I have looked around and have found a few wrappers such as SharpFFmpeg (http://sourceforge.net/projects/sharpffmpeg/) and ffmpeg-sharp (http://code.google.com/p/ffmpeg-sharp/). First of all, I wanted to use ffmpeg-sharp as its LGPL and SharpFFmpeg is GPL. However, it had quite a few compile errors. Turns out it was written for the mono compiler, I tried compiling it with mono but couldn't figure out how. I then started to manually fix the compiler errors myself, but came across a few scary ones and thought I'd better leave those alone. So I gave up on ffmpeg-sharp.

Then I looked at SharpFFmpeg and it looks like what I want, all the functions P/Invoked for me. However its GPL? Both the AVCodec.cs and AVFormat.cs files look like ports of avcodec.c and avformat.c which I reckon I could port myself? Then not have to worry about licencing.

But I want to get this right before I go ahead and start coding. Should I:

  1. Write my own C++ library for interacting with ffmpeg, then have my C# program talk to the C++ library in order to play/convert videos etc.

OR

  1. Port avcodec.h and avformat.h (is that all i need?) to c# by using a whole lot of DllImports and write it entirely in C#?

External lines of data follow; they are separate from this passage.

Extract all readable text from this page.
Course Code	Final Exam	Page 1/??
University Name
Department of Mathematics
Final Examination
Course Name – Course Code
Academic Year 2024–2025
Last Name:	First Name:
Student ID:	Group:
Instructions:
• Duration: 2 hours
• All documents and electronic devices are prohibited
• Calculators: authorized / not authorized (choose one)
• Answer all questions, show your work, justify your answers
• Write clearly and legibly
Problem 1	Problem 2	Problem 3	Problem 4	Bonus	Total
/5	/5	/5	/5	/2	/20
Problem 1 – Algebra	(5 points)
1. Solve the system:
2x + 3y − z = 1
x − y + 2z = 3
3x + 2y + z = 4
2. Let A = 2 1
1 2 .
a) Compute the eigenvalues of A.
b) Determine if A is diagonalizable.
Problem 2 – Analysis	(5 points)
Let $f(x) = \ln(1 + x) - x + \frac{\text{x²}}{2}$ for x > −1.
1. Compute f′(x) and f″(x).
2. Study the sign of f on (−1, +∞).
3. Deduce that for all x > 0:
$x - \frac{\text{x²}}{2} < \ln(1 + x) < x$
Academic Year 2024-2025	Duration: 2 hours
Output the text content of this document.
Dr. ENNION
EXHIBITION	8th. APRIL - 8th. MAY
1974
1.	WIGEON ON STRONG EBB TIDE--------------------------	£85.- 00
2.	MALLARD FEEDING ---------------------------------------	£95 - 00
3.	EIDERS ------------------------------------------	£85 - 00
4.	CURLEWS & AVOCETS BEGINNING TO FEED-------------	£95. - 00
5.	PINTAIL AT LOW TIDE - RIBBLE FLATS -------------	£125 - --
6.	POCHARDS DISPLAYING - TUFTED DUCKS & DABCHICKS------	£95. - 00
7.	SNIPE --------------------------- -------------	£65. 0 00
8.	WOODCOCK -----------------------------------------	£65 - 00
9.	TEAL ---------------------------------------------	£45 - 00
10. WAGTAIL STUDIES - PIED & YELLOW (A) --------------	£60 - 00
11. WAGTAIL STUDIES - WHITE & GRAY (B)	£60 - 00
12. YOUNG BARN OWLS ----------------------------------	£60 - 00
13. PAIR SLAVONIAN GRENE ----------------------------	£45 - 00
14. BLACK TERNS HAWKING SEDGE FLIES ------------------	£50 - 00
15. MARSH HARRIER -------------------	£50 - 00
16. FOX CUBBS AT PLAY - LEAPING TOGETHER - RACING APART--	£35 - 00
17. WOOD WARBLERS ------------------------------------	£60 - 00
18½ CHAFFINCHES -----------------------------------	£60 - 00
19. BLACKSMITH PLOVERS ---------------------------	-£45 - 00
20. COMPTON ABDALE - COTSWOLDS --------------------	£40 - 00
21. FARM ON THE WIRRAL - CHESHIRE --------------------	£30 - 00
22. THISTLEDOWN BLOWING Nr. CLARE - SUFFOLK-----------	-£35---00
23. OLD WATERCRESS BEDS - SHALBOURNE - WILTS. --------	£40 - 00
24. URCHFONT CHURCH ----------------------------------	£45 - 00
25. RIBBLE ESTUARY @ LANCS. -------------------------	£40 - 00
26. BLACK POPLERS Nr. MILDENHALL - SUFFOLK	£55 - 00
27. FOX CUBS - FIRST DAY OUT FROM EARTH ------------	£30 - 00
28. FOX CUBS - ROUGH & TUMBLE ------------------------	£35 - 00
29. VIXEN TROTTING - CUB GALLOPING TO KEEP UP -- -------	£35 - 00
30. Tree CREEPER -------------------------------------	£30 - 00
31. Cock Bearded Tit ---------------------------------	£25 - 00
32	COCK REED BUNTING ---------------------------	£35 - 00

First of all consider that I'm not great at C++ as I rarely use it but I know enough to get around. The reason I'm thinking #1 might be the better option is that most FFmpeg tutorials are in C++ and I'd also have more control over memory management than if I was to do it in c#.

What do you think? Also would you happen to have any useful links (perhaps a tutorial) for using FFmpeg?

Answer

tobltobs picture tobltobs · Jun 15, 2015

The original question is now more than 5 years old. In the meantime there is now a solution for a WinRT solution from ffmpeg and an integration sample from Microsoft.